Constructional Features of GTO
Constructional Features of GTO:
- Like a thyristor, a GTO is also a four layer three junction p-n-p-n device. In order to obtain high emitter efficiency at the cathode end, the n cathode layer is highly doped. Consequently, the break down voltage of the function J3 is low (typically 20-40V).
- The p type gate region has conflicting doping requirement. To maintain good emitter efficiency the doping level of this layer should be low, on the other hand, from the point of view of good turn off properties, resistively of this layer should be as low as possible requiring the doping level of this region to be high. Therefore, the doping level of this layer is highly graded.
- Additionally, in order to optimize current turn off capability, the gate cathode junction must be highly interdigitated. A 3000 Amp GTO may be composed of upto 3000 individual cathode segments which are a accessed via a common contact. The most popular design features multiple segments arranged in concentric rings around the device center.
- The maximum forward blocking voltage of the device is determined by the doping level and the thickness of the n type base region next. In order to block several kv of forward voltage the doping level of this layer is kept relatively low while its thickness is made considerably higher (a few hundred microns).
- Beyond the maximum allowable forward voltage either the electric field at the main junction (J2) exceeds a critical value (avalanche break down) or the n base fully depletes, allowing its electric field to touch the anode emitter (punch through).
- The junction between the n base and p anode (J1) is called the “anode junction”. For good turn on properties the efficiency of this anode junction should be as high as possible requiring a heavily doped p anode region. However, turn off capability of such a GTO will be poor with very low maximum turn off current and high losses.

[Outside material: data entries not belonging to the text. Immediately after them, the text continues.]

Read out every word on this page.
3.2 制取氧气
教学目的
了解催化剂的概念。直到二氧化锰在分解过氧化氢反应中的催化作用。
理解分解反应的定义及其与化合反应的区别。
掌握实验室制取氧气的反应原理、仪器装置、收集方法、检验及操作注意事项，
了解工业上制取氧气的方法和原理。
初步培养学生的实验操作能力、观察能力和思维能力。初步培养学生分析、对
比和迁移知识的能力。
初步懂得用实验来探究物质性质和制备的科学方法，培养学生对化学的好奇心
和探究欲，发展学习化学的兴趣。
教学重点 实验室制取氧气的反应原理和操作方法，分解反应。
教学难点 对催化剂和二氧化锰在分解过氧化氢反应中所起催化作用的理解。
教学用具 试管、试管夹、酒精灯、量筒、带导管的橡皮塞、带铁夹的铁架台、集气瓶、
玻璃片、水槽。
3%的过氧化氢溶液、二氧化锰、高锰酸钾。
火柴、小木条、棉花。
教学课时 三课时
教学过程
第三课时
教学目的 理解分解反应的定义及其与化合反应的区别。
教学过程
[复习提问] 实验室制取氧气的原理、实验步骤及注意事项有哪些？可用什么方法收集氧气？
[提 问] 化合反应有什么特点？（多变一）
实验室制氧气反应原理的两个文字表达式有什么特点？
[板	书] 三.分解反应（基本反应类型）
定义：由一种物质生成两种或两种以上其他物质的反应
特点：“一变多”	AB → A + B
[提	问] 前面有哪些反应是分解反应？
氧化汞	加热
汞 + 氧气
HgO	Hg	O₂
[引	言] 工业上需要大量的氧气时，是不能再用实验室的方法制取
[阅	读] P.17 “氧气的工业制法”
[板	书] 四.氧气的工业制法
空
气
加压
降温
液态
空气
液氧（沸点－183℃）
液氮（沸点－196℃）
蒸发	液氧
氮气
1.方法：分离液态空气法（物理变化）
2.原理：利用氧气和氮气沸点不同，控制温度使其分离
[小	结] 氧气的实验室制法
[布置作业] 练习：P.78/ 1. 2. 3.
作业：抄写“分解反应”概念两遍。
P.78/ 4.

There are two basic approaches to solve this problem.
- In the first method, heavily doped n layers are introduced into the p anode layer. They make contact with the same anode metallic contact. Therefore, electrons traveling through the base can directly reach the anode metal contact without causing hole injection from the p anode. This is the classic “anode shorted GTO structure” .
- Due to presence of these “anode shorts” the reverse voltage blocking capacity of GTO reduces to the reverse breakdown voltage of junction J3 (20-40 volts maximum). In addition a large number of “anode shorts” reduces the efficiency of the anode junction and degrades the turn on performance of the device. Therefore, the densities of the “anode shorts” are to be chosen by a careful compromise between the turn on and turn off performance.
- In the other method, a moderately doped n type buffer layer is juxtaposed between the n- type base and the anode. As in the case of a power diode and BJT this relatively high density buffer layer changes the shape of the electric field pattern in the n- base region from triangular to trapezoidal and in the process, helps to reduce its width drastically.
- However, this buffer layer in a conventional “anode shorted” GTO structure would have increased the efficiency of the anode shorts. Therefore, in the new structure the anode shorts are altogether dispensed with and a thin p type layer is introduced as the anode. The design of this layer is such that electrons have a high probability of crossing this layer without stimulating hole injection. This is called the “Transparent emitter structure”.